Specifically, the Soviets deployed two battalions of Teletanks, most of them existing T-26 light tanks stuffed with hydraulics and wired for radio control. Operators could pilot the unmanned vehicle from more than a kilometer away, punching at rows of dedicated buttons (no thumbsticks or D-pads to be found) to steer the tank or fire on targets with a machine gun or flame thrower. And the Teletank had the barest minimum of autonomous functionality: if it wandered out of radio range, the tank would come to a stop after a half-minute, and sit, engine idling, until contact was reestablished.

Notably missing, though, was any sort of remote sensing capability—the Teletank couldn’t relay sound or audio back to its human driver, most often located in a fully-crewed T-26 trailing behind the mechanized one. This was robotic teleoperation at its most crude, and made for halting, imprecise maneuvering across uneven terrain.

What good was the Teletank, then? Though records are sparse, the unmanned tanks appear to have been used in combat, including during the Battle of Summa, an extended, two-part engagement that eventually forced a Finnish retreat. The Teletank’s primary role was to throw fire without fear, offsetting its lack of accuracy with gouts of flame.

On March 13, 1940, Finland and the USSR signed a treaty in Moscow, ending the Winter War. It was the end of the Teletank, as well—in the wider, even more brutal conflict to come, the T-26 was obsolete in practically every way, lacking the armor and armament to stand up to German tanks, or even to antitank weapons fielded by the Finnish. With no additional units built after 1940, the T-26 was a dead design rolling, and the remote-controlled version was just as doomed.

For a few months, nearly three quarters of a century ago, Russia led the world in military robotics. It’s a position the country would never hold again, as both Soviet and post-breakup forces have all but abandoned the development of armed ground and aerial bots. Even as recently as 2008, during its conflict with Georgia—triggered, in part, by the downing of Georgian reconnaissance drones—Russian drones were all but absent, and its air strikes were entirely manned. While Russia hasn’t shied away from open warfare, it hasn’t made robots a battlefield priority.
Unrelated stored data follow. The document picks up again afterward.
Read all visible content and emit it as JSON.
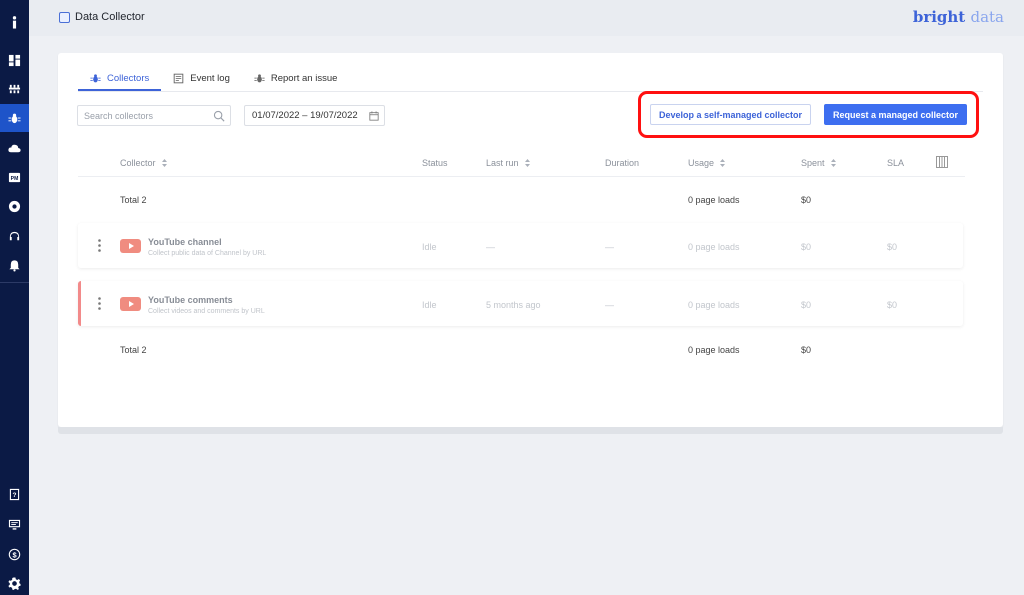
{
  "sidebar": {
    "items": [
      {
        "name": "info-icon"
      },
      {
        "name": "dashboard-icon"
      },
      {
        "name": "proxies-icon"
      },
      {
        "name": "collector-bug-icon",
        "active": true
      },
      {
        "name": "api-cloud-icon",
        "label": "API"
      },
      {
        "name": "pm-icon",
        "label": "PM"
      },
      {
        "name": "chrome-icon"
      },
      {
        "name": "support-headset-icon"
      },
      {
        "name": "notifications-bell-icon"
      }
    ],
    "bottom_items": [
      {
        "name": "help-doc-icon"
      },
      {
        "name": "billing-screen-icon"
      },
      {
        "name": "billing-dollar-icon",
        "label": "$"
      },
      {
        "name": "settings-gear-icon"
      }
    ]
  },
  "header": {
    "app_title": "Data Collector",
    "brand_main": "bright",
    "brand_sub": "data"
  },
  "tabs": [
    {
      "label": "Collectors",
      "active": true,
      "icon": "bug-icon"
    },
    {
      "label": "Event log",
      "icon": "log-icon"
    },
    {
      "label": "Report an issue",
      "icon": "report-bug-icon"
    }
  ],
  "search": {
    "placeholder": "Search collectors",
    "value": ""
  },
  "date_range": "01/07/2022 – 19/07/2022",
  "buttons": {
    "develop": "Develop a self-managed collector",
    "request": "Request a managed collector"
  },
  "table": {
    "columns": [
      "Collector",
      "Status",
      "Last run",
      "Duration",
      "Usage",
      "Spent",
      "SLA"
    ],
    "total_top": {
      "label": "Total 2",
      "usage": "0 page loads",
      "spent": "$0"
    },
    "rows": [
      {
        "name": "YouTube channel",
        "description": "Collect public data of Channel by URL",
        "status": "Idle",
        "last_run": "—",
        "duration": "—",
        "usage": "0 page loads",
        "spent": "$0",
        "sla": "$0"
      },
      {
        "name": "YouTube comments",
        "description": "Collect videos and comments by URL",
        "status": "Idle",
        "last_run": "5 months ago",
        "duration": "—",
        "usage": "0 page loads",
        "spent": "$0",
        "sla": "$0"
      }
    ],
    "total_bottom": {
      "label": "Total 2",
      "usage": "0 page loads",
      "spent": "$0"
    }
  },
  "colors": {
    "sidebar_bg": "#0b1a45",
    "accent": "#3d63d8",
    "primary_button": "#3d6ef0",
    "highlight": "#ff1010"
  }
}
Until recently, that is. A number of Russian-based aircraft makers have won contracts in the past few years to build combat drones, including a 5-ton model originally slated for testing this year, and a 20-ton model planned for 2018. Military officials now hope to have strike drone capability by 2020.

And while there’s no evidence that it will ever be deployed, Russia is, in fact, home to a gun-wielding ground drone. The MRK-27 BT, built by the Moscow Bauman Technical University and first unveiled in 2009, is a tracked weapon platform, armed with a machine gun and paired grenade launchers and flame throwers. Most likely, it will go the way of MAARS, SWORDS, MULE, and other imposing ground combat bots—which is to say, nowhere. So far, the Teletank is an anomaly among robotic weapons, a precursor with no real descendants. Or none, luckily, with any confirmed kills.